With a sick mother-in law in the same building, who contracted the virus around the same time as her after a relative suspected to be infected paid them a visit, Ms Anubi, 30, said the worry of infecting her two children — aged two-and-a-half and five — drains her more than the disease itself.
STAY AT HOME
She said that once she exhibited the symptoms, she filled in a questionnaire provided by the government online and was given instructions on how to take care of herself.
The British government is encouraging those affected to stay home once they present the symptoms as opposed to going to hospital. They call the helpline in case of any difficulties and leave hospitals to only attend to those in critical condition. She spoke to our writer Justus Wanga on Saturday on her experience and lessons, a phone interview interrupted at least four times by the children.
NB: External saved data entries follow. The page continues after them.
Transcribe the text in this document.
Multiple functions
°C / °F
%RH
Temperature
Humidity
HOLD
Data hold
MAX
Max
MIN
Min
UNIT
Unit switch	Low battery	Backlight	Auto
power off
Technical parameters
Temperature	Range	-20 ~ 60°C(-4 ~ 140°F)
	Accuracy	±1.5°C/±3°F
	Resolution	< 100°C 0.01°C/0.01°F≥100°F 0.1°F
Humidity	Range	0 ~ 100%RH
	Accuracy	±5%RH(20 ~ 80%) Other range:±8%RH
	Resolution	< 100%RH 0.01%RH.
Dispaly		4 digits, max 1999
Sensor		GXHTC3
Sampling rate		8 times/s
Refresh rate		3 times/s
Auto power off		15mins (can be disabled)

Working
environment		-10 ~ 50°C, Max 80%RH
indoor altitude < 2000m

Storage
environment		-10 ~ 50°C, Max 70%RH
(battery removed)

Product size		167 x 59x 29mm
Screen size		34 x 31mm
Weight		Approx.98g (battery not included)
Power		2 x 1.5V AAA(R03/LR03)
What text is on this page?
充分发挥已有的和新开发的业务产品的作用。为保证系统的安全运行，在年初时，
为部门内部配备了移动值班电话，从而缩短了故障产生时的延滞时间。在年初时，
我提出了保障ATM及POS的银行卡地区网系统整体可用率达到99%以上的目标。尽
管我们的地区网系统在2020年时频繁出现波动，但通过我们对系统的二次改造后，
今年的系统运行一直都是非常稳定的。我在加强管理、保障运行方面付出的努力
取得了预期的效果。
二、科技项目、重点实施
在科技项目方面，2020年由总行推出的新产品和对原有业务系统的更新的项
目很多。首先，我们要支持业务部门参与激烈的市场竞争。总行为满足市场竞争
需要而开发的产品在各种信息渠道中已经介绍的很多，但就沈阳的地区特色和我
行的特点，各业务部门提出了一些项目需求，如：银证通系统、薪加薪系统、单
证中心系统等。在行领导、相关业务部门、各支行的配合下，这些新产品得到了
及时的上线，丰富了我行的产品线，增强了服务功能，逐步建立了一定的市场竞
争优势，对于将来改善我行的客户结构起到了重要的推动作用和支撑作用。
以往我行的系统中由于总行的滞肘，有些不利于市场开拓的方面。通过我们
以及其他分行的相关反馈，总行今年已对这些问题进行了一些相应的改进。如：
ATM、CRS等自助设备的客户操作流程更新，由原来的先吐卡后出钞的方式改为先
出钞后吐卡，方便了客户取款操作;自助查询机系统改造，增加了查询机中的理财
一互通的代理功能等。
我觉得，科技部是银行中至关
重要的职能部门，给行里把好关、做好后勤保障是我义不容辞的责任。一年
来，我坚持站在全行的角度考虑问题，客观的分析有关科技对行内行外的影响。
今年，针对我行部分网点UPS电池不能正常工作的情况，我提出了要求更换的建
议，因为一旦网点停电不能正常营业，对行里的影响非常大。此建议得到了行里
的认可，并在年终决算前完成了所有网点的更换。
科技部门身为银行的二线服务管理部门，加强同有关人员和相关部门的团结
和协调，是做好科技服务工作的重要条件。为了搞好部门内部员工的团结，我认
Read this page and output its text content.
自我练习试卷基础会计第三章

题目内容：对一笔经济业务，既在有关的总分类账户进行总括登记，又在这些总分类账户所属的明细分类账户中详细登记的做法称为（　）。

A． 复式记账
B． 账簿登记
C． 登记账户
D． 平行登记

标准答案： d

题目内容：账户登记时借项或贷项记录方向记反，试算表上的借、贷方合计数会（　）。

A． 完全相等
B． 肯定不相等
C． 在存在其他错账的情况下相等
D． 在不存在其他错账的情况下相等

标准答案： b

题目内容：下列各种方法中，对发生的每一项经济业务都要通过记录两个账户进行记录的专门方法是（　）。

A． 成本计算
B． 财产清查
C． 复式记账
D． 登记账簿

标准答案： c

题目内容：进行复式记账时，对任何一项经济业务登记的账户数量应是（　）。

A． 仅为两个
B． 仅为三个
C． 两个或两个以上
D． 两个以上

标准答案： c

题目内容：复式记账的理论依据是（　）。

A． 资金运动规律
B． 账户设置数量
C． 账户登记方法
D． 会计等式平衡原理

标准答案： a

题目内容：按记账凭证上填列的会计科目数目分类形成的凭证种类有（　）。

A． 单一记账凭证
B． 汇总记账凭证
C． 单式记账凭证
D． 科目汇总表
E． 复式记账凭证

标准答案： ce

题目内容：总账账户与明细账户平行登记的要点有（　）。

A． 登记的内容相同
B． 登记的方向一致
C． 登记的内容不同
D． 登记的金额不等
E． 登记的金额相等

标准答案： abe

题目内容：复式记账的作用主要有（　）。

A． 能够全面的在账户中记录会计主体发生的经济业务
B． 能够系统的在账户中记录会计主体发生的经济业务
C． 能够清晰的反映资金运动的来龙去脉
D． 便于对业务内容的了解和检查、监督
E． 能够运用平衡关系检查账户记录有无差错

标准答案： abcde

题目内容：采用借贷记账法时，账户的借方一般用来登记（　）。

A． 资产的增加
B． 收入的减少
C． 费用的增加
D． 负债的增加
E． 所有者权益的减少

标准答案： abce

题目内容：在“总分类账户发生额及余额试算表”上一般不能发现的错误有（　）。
How are you coping with the condition?
It has confined us home. But there is hope. We initially thought it would be too harsh on us but we are happy its pang have died down, a bit. Regular honey, ginger, a lot of hot fluids and fruits have helped in managing it.
What symptoms did you experience before confirmation that indeed it was Covid-19?
It started with a deep cough and loss of appetite. A sore throat and excessive sweating that comes with a fever. I also experienced a headache and pain in tonsils. I thought my throat was swollen.
The temperature was very high, I had weak joints and general body weakness almost similar to those experienced by malaria patients.
What drugs are you using?
We are largely surviving on painkillers. Paracetamol to be precise, as advised by the health authorities and treat specifics symptoms when they show. Oh, and cough syrups here and there.
How has the quarantine affected your life?
We are indoors, some working from home.
What are some of the measures you took when you heard of the disease outbreak?
We never imagined that it would catch up with us. When news of the virus hit the headlines, like every family, we rushed and stocked up on essential food and commodities. We never thought we would fall victim.
Are there occasions you’ve been worried that your condition may worsen?
Not really, we have emergency lines to call in cases of distress. We have not gotten there yet and hope not to since the condition is more severe in the first few days. The response here is very swift.
Other than your mother-in- law, who else is affected in your family?
My husband and children are fine although we had interacted before my symptoms presented. They are all not allowed to go out until the lapse of 14 days, it is the government policy when a family member falls sick.
I was initially worried about the children because they are always with me but assurance from the paediatrician that they’ll be fine has kept us going.
How do you rate the British government’s handling of the pandemic?
They have done a good job. The constant updates have helped root out the panic associated with the initial days of the outbreak. They are on top of things. Emergency numbers are working.
I have been following the Kenyan government’s handling of the situation and I must admit, they are doing a good job too. I would urge the public not to panic, like many others across the globe we can defeat this virus. Let everyone follow hygiene and other measures given out by Health authorities.
What do you see as a major threat to tackling the virus?
Misinformation. This is bound to create more panic among the masses. I ask parents not to panic, get in touch with their doctors especially for cases where one has other health conditions that may make them more vulnerable to the virus.
I have also read reports that many are fleeing major towns like Nairobi to seek refuge in the villages, they must be careful not to expose the elderly at home to danger.